Caracas, RD Herald. – Venezuela vivió su primera noche de angustia y desastre luego de los fuertes terremotos que sacudieron el norte del país la tarde del miércoles, dejando una estela de destrucción, personas atrapadas bajo los escombros, hospitales bajo presión y comunidades enteras sin servicios básicos.
La madrugada de este jueves encontró a miles de venezolanos en las calles, muchos de ellos sin poder regresar a sus viviendas por temor a nuevas réplicas o por los daños visibles en edificios, apartamentos y estructuras comerciales. En Caracas, La Guaira y otras zonas cercanas al epicentro, las escenas fueron de caos, polvo, sirenas, apagones parciales y familias buscando desesperadamente noticias de sus seres queridos.
De acuerdo con los reportes preliminares, el país fue golpeado por dos fuertes movimientos sísmicos consecutivos, uno de magnitud 7.2 y otro de magnitud 7.5, ocurridos con menos de un minuto de diferencia. El doble impacto sorprendió a la población en plena tarde y provocó el colapso de edificaciones en zonas densamente pobladas.
Las autoridades venezolanas confirmaron al menos 164 fallecidos y cerca de un millar de heridos, aunque los equipos de rescate advierten que el balance podría aumentar considerablemente a medida que avancen las búsquedas entre los escombros. También se reportan miles de personas no localizadas, mientras familiares recorren hospitales, refugios y puntos de emergencia intentando obtener información.
La Guaira figura entre las zonas más golpeadas por el desastre. Allí, los organismos de emergencia trabajan contra reloj para rescatar sobrevivientes, mientras varias edificaciones quedaron gravemente comprometidas. En sectores de Caracas también se reportaron derrumbes, paredes desplomadas, postes eléctricos caídos y calles bloqueadas por escombros.

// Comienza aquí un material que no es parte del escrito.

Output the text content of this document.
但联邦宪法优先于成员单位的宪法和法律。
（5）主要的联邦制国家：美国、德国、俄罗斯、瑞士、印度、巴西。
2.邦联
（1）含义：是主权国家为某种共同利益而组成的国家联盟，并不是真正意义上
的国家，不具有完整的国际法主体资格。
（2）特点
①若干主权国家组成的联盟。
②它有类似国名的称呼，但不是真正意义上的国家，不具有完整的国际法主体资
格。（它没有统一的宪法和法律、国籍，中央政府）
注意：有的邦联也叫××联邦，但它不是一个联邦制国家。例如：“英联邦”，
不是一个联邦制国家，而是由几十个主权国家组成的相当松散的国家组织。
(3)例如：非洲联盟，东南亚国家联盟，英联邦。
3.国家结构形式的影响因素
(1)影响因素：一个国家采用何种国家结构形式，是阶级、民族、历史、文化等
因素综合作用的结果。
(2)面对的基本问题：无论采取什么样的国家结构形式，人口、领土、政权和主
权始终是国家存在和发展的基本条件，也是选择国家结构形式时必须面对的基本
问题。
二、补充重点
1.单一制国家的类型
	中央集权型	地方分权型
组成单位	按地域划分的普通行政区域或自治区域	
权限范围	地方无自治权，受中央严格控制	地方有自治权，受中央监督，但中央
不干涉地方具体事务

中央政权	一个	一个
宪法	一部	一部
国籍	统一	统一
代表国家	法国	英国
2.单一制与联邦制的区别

Durante la noche, los equipos de rescate enfrentaron condiciones difíciles por la falta de energía eléctrica en algunos sectores, problemas de comunicación, vías obstruidas y el temor permanente a nuevas réplicas. La emergencia obligó a reforzar hospitales, suspender actividades escolares y habilitar espacios para recibir damnificados.
El aeropuerto de Maiquetía, una de las principales puertas de entrada y salida del país, también reportó daños, lo que complica la movilización de ayuda y el traslado de personas. Países de la región y organismos internacionales han expresado solidaridad con Venezuela y ofrecido apoyo para las labores de asistencia humanitaria.

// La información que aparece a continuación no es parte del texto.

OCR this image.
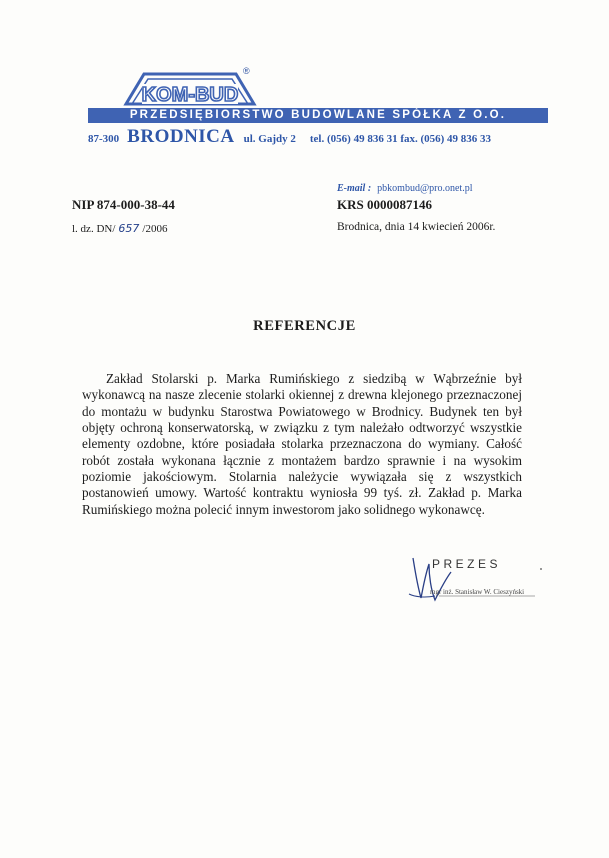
KOM-BUD
®
PRZEDSIĘBIORSTWO BUDOWLANE SPÓŁKA Z O.O.
87-300 BRODNICA ul. Gajdy 2 tel. (056) 49 836 31 fax. (056) 49 836 33
E-mail : pbkombud@pro.onet.pl
NIP 874-000-38-44	KRS 0000087146
l. dz. DN/ 657 /2006	Brodnica, dnia 14 kwiecień 2006r.
REFERENCJE
Zakład Stolarski p. Marka Rumińskiego z siedzibą w Wąbrzeźnie był wykonawcą na nasze zlecenie stolarki okiennej z drewna klejonego przeznaczonej do montażu w budynku Starostwa Powiatowego w Brodnicy. Budynek ten był objęty ochroną konserwatorską, w związku z tym należało odtworzyć wszystkie elementy ozdobne, które posiadała stolarka przeznaczona do wymiany. Całość robót została wykonana łącznie z montażem bardzo sprawnie i na wysokim poziomie jakościowym. Stolarnia należycie wywiązała się z wszystkich postanowień umowy. Wartość kontraktu wyniosła 99 tyś. zł. Zakład p. Marka Rumińskiego można polecić innym inwestorom jako solidnego wykonawcę.
PREZES
mgr inż. Stanisław W. Cieszyński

Aunque inicialmente el evento generó vigilancia regional por posible tsunami en el Caribe, el sistema estadounidense de alerta de tsunamis informó posteriormente que no se mantiene advertencia, vigilancia ni amenaza vigente. Aun así, las autoridades recomiendan a las comunidades costeras mantenerse atentas a los boletines oficiales y evitar rumores.
El terremoto revive en Venezuela el recuerdo de grandes tragedias sísmicas de su historia, especialmente por el impacto en Caracas y zonas costeras vulnerables. Expertos señalan que el país se encuentra en una zona de alta actividad sísmica por la interacción entre placas tectónicas del Caribe y Suramérica.
Mientras amanece entre ruinas, Venezuela concentra sus esfuerzos en salvar vidas. La prioridad inmediata es localizar personas atrapadas, atender a los heridos, evaluar estructuras en riesgo y restablecer servicios esenciales en las zonas más afectadas.